Fonctionnement à l’énergie électrique comme à l’énergie thermique, vitesse de pointe de 160 km/h, capacité des wagons de 565 passagers, et même climatisation et Wifi à bord. Sans parler des liseuses en première classe. La liste des éléments d’un confort jusque-là inconnu dans les moyens de transports sénégalais s’allonge et apparaît comme une illustration du saut technique et technologique que le TER va apporter aux transports du Sénégal. Pour réaliser cette ligne 2.0, les entreprises retenues par l’Agence nationale chargée de la promotion de l’investissement et des grands travaux (APIX), rattachée à la présidence de la République ont été majoritairement françaises. L’ouvrage a été réalisé par le consortium franco-turco-sénégalais Eiffage/Yapi Merkezi/CSE (Compagnie sahélienne d’entreprises). Pour le reste, Engie et Thales se sont chargés de la conception et de la réalisation des infrastructures et systèmes, Alstom fournit les wagons, TSO la voirie. Quant à son exploitation, la SNCF, la compagnie nationale française des chemins de fer, et la RATP, la Régie autonome des Transports parisiens, ont signé pour au moins cinq ans.

Des coûts exorbitants

Le président l’a rappelé lors de l’inauguration, le coût total de la première partie de la construction de ce TER représente 656 milliards de francs FCA, soit environ un milliard d’euros. Le tout est financé par des bailleurs internationaux à des niveaux variables dont les chiffres officiels sont les suivants : Banque africaine de développement (120 milliards FCFA), Banque islamique de développement (197 milliards FCFA), Agence française de développement et Trésor français (196,5 milliards FCFA), et enfin État du Sénégal (142,5 milliards FCFA).

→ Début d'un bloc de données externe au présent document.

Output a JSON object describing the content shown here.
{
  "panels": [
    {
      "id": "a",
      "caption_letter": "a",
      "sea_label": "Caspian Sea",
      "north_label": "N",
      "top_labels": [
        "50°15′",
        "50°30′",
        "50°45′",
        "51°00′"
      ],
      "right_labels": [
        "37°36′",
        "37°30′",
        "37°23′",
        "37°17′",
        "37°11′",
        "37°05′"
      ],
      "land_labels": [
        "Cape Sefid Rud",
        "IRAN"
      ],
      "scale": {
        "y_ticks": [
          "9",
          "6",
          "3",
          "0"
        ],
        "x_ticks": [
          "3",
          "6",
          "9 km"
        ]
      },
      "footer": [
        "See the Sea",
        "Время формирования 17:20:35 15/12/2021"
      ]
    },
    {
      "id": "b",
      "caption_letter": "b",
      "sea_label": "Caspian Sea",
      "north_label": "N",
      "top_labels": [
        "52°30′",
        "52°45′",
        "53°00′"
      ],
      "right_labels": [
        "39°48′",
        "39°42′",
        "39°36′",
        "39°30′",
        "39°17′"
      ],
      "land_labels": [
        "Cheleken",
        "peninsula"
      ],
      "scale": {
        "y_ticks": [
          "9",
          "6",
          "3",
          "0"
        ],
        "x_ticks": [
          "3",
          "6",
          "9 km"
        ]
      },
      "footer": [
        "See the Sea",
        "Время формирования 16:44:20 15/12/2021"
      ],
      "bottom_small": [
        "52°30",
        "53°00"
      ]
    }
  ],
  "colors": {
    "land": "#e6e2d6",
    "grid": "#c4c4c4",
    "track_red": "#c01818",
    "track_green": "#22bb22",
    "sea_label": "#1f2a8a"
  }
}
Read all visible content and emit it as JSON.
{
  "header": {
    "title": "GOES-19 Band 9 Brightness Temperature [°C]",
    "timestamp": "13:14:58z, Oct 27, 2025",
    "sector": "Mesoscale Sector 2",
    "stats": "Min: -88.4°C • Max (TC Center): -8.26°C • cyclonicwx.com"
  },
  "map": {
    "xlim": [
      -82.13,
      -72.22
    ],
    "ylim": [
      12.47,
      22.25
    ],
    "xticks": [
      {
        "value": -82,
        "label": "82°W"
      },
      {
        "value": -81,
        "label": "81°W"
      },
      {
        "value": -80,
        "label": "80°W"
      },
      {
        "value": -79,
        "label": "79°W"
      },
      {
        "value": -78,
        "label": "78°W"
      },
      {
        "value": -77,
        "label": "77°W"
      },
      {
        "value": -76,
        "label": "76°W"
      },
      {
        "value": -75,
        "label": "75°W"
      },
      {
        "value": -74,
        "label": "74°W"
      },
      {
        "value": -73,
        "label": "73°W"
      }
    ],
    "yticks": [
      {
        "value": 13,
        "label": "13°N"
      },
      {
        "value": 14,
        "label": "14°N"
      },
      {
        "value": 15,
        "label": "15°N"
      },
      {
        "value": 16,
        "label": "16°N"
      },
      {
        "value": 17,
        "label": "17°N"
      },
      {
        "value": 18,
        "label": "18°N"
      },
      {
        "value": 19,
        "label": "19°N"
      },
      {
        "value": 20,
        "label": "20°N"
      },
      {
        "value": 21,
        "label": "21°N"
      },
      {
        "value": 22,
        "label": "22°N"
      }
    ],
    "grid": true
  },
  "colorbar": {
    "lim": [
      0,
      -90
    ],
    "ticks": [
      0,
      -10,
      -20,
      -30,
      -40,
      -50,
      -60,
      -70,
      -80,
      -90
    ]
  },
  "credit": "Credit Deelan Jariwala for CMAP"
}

Toutefois, malgré « l’émergence » promise par le chef de l’État, l’opposition politique et les nombreux détracteurs questionnent sur l’opportunité d’une infrastructure si coûteuse dans l’un des 25 pays les plus pauvres du monde, selon les chiffres de la Banque mondiale. D’autant que certains proches du dossier parlent de larges surcoûts entraînés par la précipitation des travaux pour respecter la date butoir du 14 janvier.

Calendrier politique ?

Lundi, le passage à 30 km/h du TER dans le paysage de la presqu’île du Cap Vert, sans mur de sécurité autour des voies et sans passerelle pour permettre aux habitants de les traverser avec le maximum de sécurité, rappelle quelque peu un autre spectacle, sept ans plus tôt. Le 23 février 2012, quelques jours avant le premier tour de l’élection présidentielle, le président Abdoulaye Wade avait tenu à « inaugurer » l’aéroport Blaise-Diagne, l’un de ses plus grands projets. Il avait atterri sur un tarmac à peine terminé, encore entouré de talus de terre. Les bâtiments de l’aéroport n’étaient alors qu’à l’état de squelette. Les accusations de calcul politique n’avaient pas manqué. Finalement, l’AIBD sera opérationnelle seulement six ans plus tard. Qu’en est-il du TER ? « Il sera mis en service dans quelques mois », a promis le président. Une réponse qui apparaît à nombre d’observateurs comme imprécise et floue. Pour eux, cela en dit long sur son importance dans un calendrier politique dont tout le monde comprend qu’il doit connaître son moment crucial à la prochaine présidentielle, en février.